Their heart-rending testimony was somewhat overshadowed by Hugh Grant’s angry exchanges, his accusations against the Mail on Sunday, and the subsequent war of words among the lawyers. The more studied performance of comedian Steve Coogan this afternoon, including damning testimony against Andy Coulson, the prime minister’s former head of communications, was piercingly effective.

All the while Leveson has sat largely in silence, absorbing the magnitude of the task he has taken on. He has to find a way to prevent future criminality; to help create a new body that can regulate and punish quickly and effectively, and come up with guidelines on privacy that leave the private individual in peace but allow the press to expose the hypocritical. He needs to defend free expression and reinforce good investigative journalism that already faces a host of restrictions. He must try not to hasten the economic decline of an industry that is adopting increasingly desperate measures to keep itself afloat.

From everything I’ve seen of Leveson and those advising him, he gets it. Of course, caution is in order. Memories turn to the Hutton inquiry. The sharp questioning from the presiding judge then lulled everyone into a false sense of security. Hutton’s report was a shocker, a whitewash for government that opened the door to the emasculation of the BBC. And Leveson knows his recent history.

Yet those who need him most – the tabloids – are not helping him. By hiding or lashing out against their critics, the editors, proprietors and their legal teams are playing into the hands of the many voices calling for strict controls. Anyone who has sat before a parliamentary committee knows that the default position of MPs and peers is to hit back at the “beasts” in the media.

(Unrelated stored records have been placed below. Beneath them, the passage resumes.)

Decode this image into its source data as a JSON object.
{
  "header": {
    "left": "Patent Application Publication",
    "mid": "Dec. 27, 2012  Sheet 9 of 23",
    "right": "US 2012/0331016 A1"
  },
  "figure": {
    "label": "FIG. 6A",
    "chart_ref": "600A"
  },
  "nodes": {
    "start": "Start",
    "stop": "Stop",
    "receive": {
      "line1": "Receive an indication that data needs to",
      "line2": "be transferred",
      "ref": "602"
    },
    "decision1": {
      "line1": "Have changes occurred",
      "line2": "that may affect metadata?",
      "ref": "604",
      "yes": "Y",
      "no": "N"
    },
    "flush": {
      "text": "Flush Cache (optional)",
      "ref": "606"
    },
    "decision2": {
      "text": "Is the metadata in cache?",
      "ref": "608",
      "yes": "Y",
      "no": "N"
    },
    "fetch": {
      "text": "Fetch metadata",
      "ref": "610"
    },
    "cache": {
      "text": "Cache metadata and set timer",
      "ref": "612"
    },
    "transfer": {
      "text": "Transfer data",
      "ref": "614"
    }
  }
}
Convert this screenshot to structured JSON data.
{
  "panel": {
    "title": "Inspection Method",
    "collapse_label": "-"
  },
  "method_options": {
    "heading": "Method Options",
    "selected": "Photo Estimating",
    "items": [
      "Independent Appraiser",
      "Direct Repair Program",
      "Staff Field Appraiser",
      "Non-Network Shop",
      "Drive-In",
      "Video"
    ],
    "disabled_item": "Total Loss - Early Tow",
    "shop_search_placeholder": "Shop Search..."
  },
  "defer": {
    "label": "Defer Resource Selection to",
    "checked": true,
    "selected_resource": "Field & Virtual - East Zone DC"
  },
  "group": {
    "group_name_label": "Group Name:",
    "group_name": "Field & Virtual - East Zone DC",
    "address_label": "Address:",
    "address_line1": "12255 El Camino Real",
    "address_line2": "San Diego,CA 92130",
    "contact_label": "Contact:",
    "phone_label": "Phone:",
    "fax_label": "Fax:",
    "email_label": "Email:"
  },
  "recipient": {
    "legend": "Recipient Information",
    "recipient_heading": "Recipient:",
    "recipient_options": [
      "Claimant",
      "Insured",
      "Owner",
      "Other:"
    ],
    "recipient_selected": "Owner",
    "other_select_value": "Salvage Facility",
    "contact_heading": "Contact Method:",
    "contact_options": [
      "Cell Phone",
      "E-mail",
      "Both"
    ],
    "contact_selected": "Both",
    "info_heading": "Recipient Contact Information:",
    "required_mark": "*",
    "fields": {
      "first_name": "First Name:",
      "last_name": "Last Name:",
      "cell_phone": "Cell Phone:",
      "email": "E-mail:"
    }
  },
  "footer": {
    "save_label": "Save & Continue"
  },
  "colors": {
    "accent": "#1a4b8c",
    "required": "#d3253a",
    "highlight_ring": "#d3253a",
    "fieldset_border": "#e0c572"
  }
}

This is reflected in ministers’ positions. Kenneth Clarke, the justice secretary, told the Society of Editors not to underestimate the “shocking effects” of recent revelations. Later that day, Dominic Grieve, the attorney general, served warning about a government clampdown on contempt of court. He has since acted on his threat.

The PCC, under its new chairman, is looking at its own future. It aims to submit a detailed report to Leveson in the spring. By the nature of its constitution, it depends on the constructive engagement of its members. The more they resist, the more churlish their involvement with Leveson, the worse for the tabloids will be the result.

For a small army of celebrities the demise of the papers they loathe will be a cause for celebration. Yet the narrowing of a media discourse to an elite talking to an elite, through three or four “quality” papers, will ill serve freedom of expression and democracy. It is not too late for the tabloids to get real. Their obduracy is furrowing Leveson’s brow – and narrowing his room for manoeuvre.